Jericho trouva une jeune fille dans le groupe des trois mercenaire, la crasse et son crâne rasé l’avait d’abord confondu avec les deux autres.

Mais quand Jericho la déshabilla il vit, comme s’il avait trouvé un nouveau trésor, il explosa de joie. Beggum qui avait injecté une dose de Psycho et forcé à avaler des Buffout aux deux autres pour garantir de leurs coopérations après les avoir préalablement déshabillé.

Le spectacle devenait insoutenable pour Albert qui non perturbé par un bon massacre ne pouvait toujours pas soutenir des viols, il préféra quitta la zone et aller dormir avec Jack et Jean.


Le lendemain matin, Albert fut réveillé par un des gardes de Creel pour le prévenir de l’arrivé de Larry et de la caravane. En passant par l’arène il put voir qu’un des prisonnier avait la gorge tranché, l’autre en boule dans un coin ne bougeait plus, tandis que la jeune fille se trouvait au centre de l’arène, il semblait qu’elle avait été le centre de toutes les attentions même celle de Beggum. Bob les avait aussi rejoint pendant la nuit.

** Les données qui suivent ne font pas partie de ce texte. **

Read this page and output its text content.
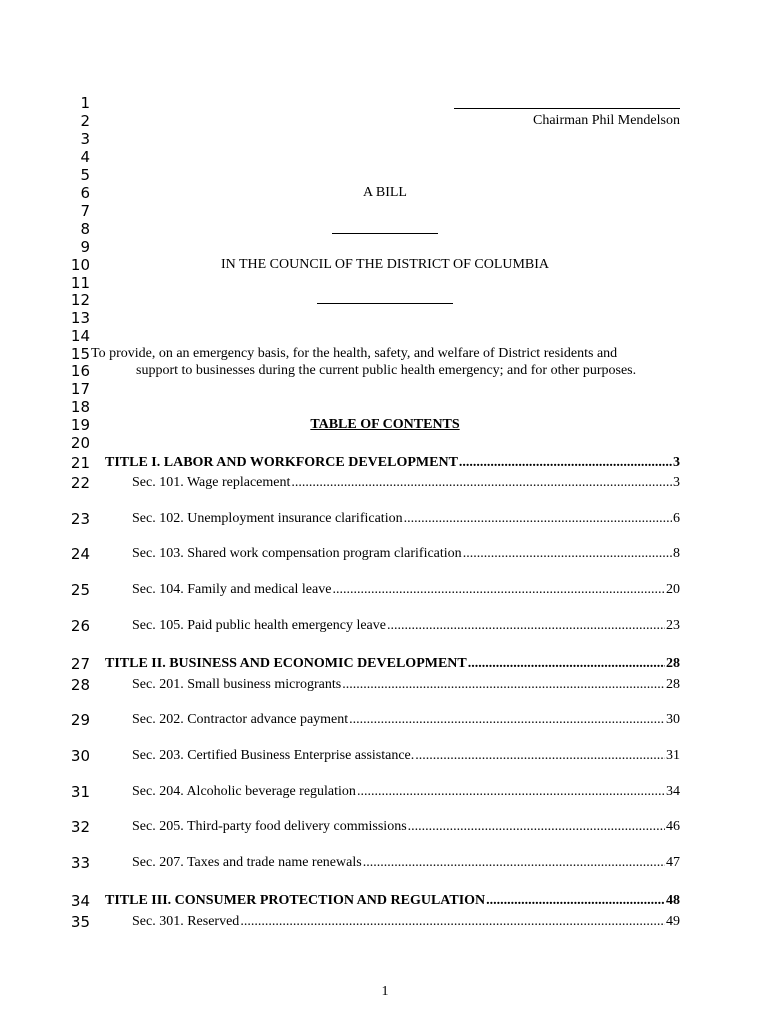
1
2
3
4
5
6
7
8
9
10
11
12
13
14
15
16
17
18
19
20
Chairman Phil Mendelson
A BILL
IN THE COUNCIL OF THE DISTRICT OF COLUMBIA
To provide, on an emergency basis, for the health, safety, and welfare of District residents and
support to businesses during the current public health emergency; and for other purposes.
TABLE OF CONTENTS
21 TITLE I. LABOR AND WORKFORCE DEVELOPMENT .....	3
22	Sec. 101. Wage replacement .....	3
23	Sec. 102. Unemployment insurance clarification .....	6
24	Sec. 103. Shared work compensation program clarification .....	8
25	Sec. 104. Family and medical leave .....	20
26	Sec. 105. Paid public health emergency leave .....	23
27 TITLE II. BUSINESS AND ECONOMIC DEVELOPMENT .....	28
28	Sec. 201. Small business microgrants .....	28
29	Sec. 202. Contractor advance payment .....	30
30	Sec. 203. Certified Business Enterprise assistance. .....	31
31	Sec. 204. Alcoholic beverage regulation .....	34
32	Sec. 205. Third-party food delivery commissions .....	46
33	Sec. 207. Taxes and trade name renewals .....	47
34 TITLE III. CONSUMER PROTECTION AND REGULATION .....	48
35	Sec. 301. Reserved .....	49
1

La prochaine fois il s’assurerait personnellement de ne laisser aucun prisonnier, le traitement que leur avait fait subir les mercenaires était insupportable pour Albert. Mais il garda le silence et s’occupa de ses affaires.


Larry félicita grandement Al, il le prévenu aussi que Moriarty était de plus en plus agité depuis son départ mais qu’il n’avait rien tenté pour l’instant, Taylor et Kate étaient toujours en sécurité.

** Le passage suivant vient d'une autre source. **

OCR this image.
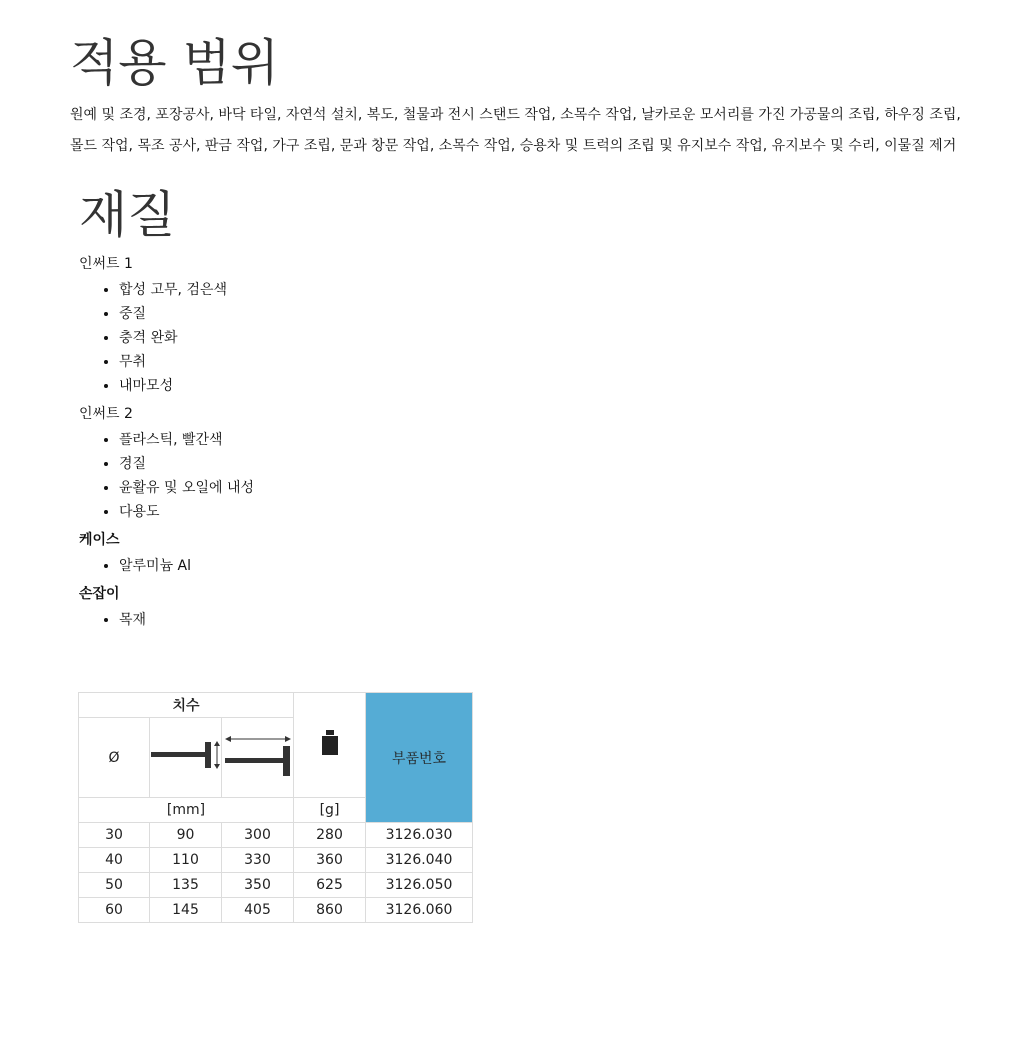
적용 범위

원예 및 조경, 포장공사, 바닥 타일, 자연석 설치, 복도, 철물과 전시 스탠드 작업, 소목수 작업, 날카로운 모서리를 가진 가공물의 조립, 하우징 조립, 몰드 작업, 목조 공사, 판금 작업, 가구 조립, 문과 창문 작업, 소목수 작업, 승용차 및 트럭의 조립 및 유지보수 작업, 유지보수 및 수리, 이물질 제거

재질
인써트 1
• 합성 고무, 검은색
• 중질
• 충격 완화
• 무취
• 내마모성
인써트 2
• 플라스틱, 빨간색
• 경질
• 윤활유 및 오일에 내성
• 다용도
케이스
• 알루미늄 Al
손잡이
• 목재
치수				부품번호
Ø		
[mm]			[g]	
30	90	300	280	3126.030
40	110	330	360	3126.040
50	135	350	625	3126.050
60	145	405	860	3126.060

Pour la nourriture et les médicaments Larry paya 10 000 capsules, sachant qu’il pourrait en tirer le double, 5000 capsules et le reste en munitions.

Billy Creel paya pour le reste que n’avait pas pu prendre Larry 6 000 capsules, 2 000 capsules et le reste en avance pour la garde du Super-Duper pour les six prochains mois.

Les 3 000 capsules de matériels, munitions et médicament furent offertes à Megaton, un nouveau cadeau de la part d’Albert pour s’offrir les bonnes grâce des habitants.

Les 7000 capsules partiraient chez Moira toujours en guise de prime de fin de mission pour les mercenaires. La technicienne allait devoir acheter d’autres coffre fort au rythme où Albert les remplissait.